Palm centro: follow up review

A few months ago I finally purchased a new cell phone, a Palm Centro, first in about 5 years. My review was positive, but as with most reviews, them come early in the life of using the thing, and you never get to hear what happens after months of of usage. So here’s a follow up review – Steve asked for one, so here it is (Hi Steve!).

Palm Centro

In short: I still love this phone.

The good:

High ease of use, simple design, I love the keyboard (YMMV – see picture), it’s small enough to slide into any of my pockets and has decent to good battery life. There are various little UI design elements they got right, such as reply to a missed call with a txt message, a nice vibrate switch right on top of the phone (can switch it without taking it out of pocket), and an easily toggle-able flight mode for being on planes.

It has a handy pseudo-GPS feature, that uses cell-towers to triangulate position in google-maps. Works great. I use it all the time. It’s accurate to within 500-1000 feet which is enough to get a map I can figure out no matter where I am.

I rarely use the stylus that comes with the device – a finger works fine 90% of the time in all the UI I use.

The bad: There are a few minor complaints. Trying to be thorough here, but despite the list these things are minor. Rarely encountered or little impact.

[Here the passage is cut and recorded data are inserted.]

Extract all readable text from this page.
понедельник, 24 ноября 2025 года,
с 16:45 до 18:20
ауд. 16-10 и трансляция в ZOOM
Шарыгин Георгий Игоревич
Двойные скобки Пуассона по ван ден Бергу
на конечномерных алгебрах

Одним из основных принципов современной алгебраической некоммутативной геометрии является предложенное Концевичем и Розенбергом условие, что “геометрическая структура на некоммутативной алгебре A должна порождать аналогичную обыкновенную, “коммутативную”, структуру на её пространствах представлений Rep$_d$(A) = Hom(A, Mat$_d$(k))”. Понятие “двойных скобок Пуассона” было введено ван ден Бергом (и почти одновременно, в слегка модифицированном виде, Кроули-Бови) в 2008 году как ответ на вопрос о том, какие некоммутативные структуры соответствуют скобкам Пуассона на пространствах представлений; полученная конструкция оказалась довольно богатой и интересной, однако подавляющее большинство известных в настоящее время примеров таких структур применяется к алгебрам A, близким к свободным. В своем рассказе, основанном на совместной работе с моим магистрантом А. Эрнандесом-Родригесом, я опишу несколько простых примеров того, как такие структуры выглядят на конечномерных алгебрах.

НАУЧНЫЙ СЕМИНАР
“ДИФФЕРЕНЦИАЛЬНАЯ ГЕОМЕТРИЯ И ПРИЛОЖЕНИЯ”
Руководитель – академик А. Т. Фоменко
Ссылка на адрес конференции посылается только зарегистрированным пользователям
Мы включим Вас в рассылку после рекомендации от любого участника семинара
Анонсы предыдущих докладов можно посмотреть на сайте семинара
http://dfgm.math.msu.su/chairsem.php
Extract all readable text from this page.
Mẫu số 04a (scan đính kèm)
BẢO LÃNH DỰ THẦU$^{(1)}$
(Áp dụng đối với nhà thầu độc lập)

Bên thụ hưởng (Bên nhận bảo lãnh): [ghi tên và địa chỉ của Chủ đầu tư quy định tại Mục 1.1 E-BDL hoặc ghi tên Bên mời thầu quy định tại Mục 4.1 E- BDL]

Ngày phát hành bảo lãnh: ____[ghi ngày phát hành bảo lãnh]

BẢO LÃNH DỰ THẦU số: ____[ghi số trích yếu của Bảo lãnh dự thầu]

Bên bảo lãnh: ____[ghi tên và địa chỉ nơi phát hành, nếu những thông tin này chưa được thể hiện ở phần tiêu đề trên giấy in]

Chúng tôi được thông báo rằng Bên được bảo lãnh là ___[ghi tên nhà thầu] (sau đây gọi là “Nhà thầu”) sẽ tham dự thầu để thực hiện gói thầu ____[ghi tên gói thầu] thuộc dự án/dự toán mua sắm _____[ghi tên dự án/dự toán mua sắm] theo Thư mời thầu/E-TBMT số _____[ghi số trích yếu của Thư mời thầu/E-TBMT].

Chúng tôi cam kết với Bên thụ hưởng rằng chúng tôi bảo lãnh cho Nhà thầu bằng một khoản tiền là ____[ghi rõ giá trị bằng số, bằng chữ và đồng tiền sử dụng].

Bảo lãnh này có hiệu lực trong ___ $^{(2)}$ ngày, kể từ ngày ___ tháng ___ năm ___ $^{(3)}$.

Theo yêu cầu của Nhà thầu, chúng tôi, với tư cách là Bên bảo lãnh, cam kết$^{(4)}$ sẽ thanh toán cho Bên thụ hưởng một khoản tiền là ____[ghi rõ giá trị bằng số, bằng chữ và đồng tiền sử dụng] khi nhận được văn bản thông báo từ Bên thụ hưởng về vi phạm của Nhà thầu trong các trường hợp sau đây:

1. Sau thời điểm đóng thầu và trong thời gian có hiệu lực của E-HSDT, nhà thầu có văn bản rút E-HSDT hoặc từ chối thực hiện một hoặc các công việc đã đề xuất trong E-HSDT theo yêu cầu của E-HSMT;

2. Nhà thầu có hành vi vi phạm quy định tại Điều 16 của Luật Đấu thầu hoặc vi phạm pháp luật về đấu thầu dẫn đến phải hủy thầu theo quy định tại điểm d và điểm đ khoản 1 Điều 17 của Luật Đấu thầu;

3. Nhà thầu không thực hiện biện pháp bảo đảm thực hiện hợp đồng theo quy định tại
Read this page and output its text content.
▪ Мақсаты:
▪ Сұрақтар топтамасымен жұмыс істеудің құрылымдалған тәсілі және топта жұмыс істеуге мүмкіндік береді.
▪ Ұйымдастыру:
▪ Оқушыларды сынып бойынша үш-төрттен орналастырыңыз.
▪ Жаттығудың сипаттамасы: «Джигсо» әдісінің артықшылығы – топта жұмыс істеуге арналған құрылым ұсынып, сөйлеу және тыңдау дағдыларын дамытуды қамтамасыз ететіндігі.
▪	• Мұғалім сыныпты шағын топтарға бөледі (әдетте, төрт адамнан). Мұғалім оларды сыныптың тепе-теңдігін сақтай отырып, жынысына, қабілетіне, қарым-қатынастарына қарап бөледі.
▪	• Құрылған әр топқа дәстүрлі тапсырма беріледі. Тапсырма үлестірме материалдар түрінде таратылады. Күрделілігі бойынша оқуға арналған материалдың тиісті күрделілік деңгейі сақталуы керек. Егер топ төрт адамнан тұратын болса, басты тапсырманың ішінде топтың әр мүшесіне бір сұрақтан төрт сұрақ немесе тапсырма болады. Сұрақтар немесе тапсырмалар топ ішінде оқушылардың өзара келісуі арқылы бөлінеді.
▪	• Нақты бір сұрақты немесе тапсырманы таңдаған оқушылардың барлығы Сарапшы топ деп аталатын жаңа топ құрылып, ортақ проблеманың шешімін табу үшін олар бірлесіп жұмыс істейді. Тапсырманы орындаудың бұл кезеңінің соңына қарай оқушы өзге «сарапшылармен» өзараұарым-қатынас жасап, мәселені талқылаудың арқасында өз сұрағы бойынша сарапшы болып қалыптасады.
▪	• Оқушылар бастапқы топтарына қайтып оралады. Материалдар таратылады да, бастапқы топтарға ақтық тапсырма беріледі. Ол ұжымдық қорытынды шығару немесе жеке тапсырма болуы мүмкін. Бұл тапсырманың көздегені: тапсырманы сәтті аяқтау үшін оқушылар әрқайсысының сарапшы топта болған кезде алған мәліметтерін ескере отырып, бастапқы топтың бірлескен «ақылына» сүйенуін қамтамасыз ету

  • Minor performance issues. The phone can get lost when you have too many apps working – switching between them sometimes can be slow. In these moments it feels like the device needs more RAM.
  • Web browser is adequate. I use it often and its fine. It’s definitely underpowered for large pages and it doesn’t handle this well. So if you happen to hit a complex 500kb table or something, the browser chokes – it will time itself out after 20 seconds or so, but it’s not fun. This is rare, but does happen if you’re doing heavy web browsing and end up on heavy duty pages. The close window button is too small to hit with a finger, so you need the stylus to kill the browser.
  • The sync plug is a bear. It’s a strange plug, with a wide two pronged adapter. It’s impossible to get this thing out without a lot of force, and I’m always afraid I’m going to break it, which would make the phone impossible to sync. It is a durable plug, it’s just designed in a way that makes me nervous when I use it.
  • PDF support is slow. There may be a better PDF viewer than the one I have, but the I have makes sleeping turtles look fast, and its UI is frustrating – feels like a bad port of a standalone viewer, not one designed for a small screen. It works, but is slow and annoying. I tried to read a restaurant menu through it once, scrolling around, trying to zoom in and out, and simply gave up.

So if you can’t wait for the Palm Pre, which looks pretty sharp, The Palm Centro (product info here) could be a good choice.

2 Responses to “Palm centro: follow up review”

  1. Brian DeMarzo

    I have used a Palm Treo 650 for about four years and it has served me very well. You may want to check out ChatterMail, a fantastic email client, if you’re not happy with whatever comes built-in.

    That being said, I am planning on going Palm Pre as soon as they are released. I even skipped renewing my Verizon Wireless contract (and the chance at a cheap/free Blackberry) so I can switch to Sprint (ack!).

    Good luck with the Centro. The Palm OS is old and has issues, but it’s still damn good.

    Reply
  2. pcunite

    For me it came down to this and the BlackBerry 8320. I loved the size of the Palm Centro but felt that day after day of heavy text/email use I would grow to regret my decision. With the BlackBerry 8900 I think a pinnacle has been reached. Next should come phone sized true computers.